Combining prefixes in SSE
I do not remember having seen any specification on what you should expect in the case of wildly combining random prefixes, so I guess CPU behaviour may be "undefined" and possibly CPU-specific. (Clearly, some things are specified in e.g. Intel's docs, but many cases aren't covered). And some combinations may be reserved for future use.
My naive assumptions would generally have been that additional prefixes would be no-ops but there's no guarantee. That seems reasonable given that e.g. some optimising manuals recommend multi-byte NOP
(canonically 90h
) by prefixing with 66h
, e.g.:
db 66h, 90h; 2-byte NOP
db 66h, 66h, 90h; 3-byte NOP
db 66h, 66h, 66h, 90h; 4-byte NOP
However, I also know that CS
and DS
segment override prefixes have aquired novel functions as SSE2 branch hint prefixes (predict branch taken = 3Eh
= DS
override; predict branch not taken = 2Eh
= CS
override) when applied to conditional jump instructions.
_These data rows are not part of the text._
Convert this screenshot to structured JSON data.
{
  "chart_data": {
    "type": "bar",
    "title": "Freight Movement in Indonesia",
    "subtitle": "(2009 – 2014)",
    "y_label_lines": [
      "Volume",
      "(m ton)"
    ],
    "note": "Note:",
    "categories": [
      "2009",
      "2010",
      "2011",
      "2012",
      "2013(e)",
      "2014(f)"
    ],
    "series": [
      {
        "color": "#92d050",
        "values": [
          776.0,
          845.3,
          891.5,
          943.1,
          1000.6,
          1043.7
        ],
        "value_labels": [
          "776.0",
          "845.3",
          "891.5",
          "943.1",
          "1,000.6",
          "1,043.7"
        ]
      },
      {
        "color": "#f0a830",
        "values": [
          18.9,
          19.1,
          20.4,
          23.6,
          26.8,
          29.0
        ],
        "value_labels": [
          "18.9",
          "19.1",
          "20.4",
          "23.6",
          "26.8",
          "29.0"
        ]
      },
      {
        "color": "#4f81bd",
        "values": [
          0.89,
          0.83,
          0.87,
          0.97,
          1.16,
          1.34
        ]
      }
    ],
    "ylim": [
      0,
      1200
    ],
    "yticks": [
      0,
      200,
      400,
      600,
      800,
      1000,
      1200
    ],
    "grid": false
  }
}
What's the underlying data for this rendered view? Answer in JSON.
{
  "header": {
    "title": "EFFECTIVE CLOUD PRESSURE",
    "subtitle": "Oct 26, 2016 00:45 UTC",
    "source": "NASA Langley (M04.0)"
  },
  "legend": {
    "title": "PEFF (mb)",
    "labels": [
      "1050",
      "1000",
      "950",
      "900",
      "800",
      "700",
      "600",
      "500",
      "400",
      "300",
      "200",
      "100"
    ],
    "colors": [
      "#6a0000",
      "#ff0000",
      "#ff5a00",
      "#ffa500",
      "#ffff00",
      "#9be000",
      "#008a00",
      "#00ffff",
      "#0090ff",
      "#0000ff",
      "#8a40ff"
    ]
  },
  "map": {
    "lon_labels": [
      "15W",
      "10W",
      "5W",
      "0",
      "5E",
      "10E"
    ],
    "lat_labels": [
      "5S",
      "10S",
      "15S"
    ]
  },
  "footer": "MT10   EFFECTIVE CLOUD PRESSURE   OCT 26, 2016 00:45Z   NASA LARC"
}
Anyway, I looked at your examples above, always setting XMM1
to all 0
and XMM7
to all 0FFh
by
pxor xmm1, xmm1 ; xmm1 <- 0s
pcmpeqw xmm7, xmm7 ; xmm7 <- FFs
and then the code in question, with xmm1, xmm7
arguments. What I observed (32bit code on Win64 system and Intel T7300 Core 2 Duo) was:
1) no change observed for addsd
by adding 66h
prefix
db 66h
addsd xmm1, xmm7 ;total sequence = 66 F2 0F 58 CF
2) no change observed for addss
by adding 0F2h
prefix
db 0f2h
addss xmm1,xmm7 ;total sequence = F2 F3 0F 58 CF
3) However, I observed a change by prefixing addpd
by 0F2h
:
db 0f2h
addpd xmm1, xmm7 ;total sequence = F2 66 0F 58 CF
In this case, the result in XMM1 was 0000000000000000FFFFFFFFFFFFFFFFh
instead of FFFFFFFFFFFFFFFFFFFFFFFFFFFFFFFFh
.
So my conclusion is that one shouldn't make any assumptions and expect "undefined" behaviour. I wouldn't be surprised, however, if you could find some clues in Agner fog's manuals.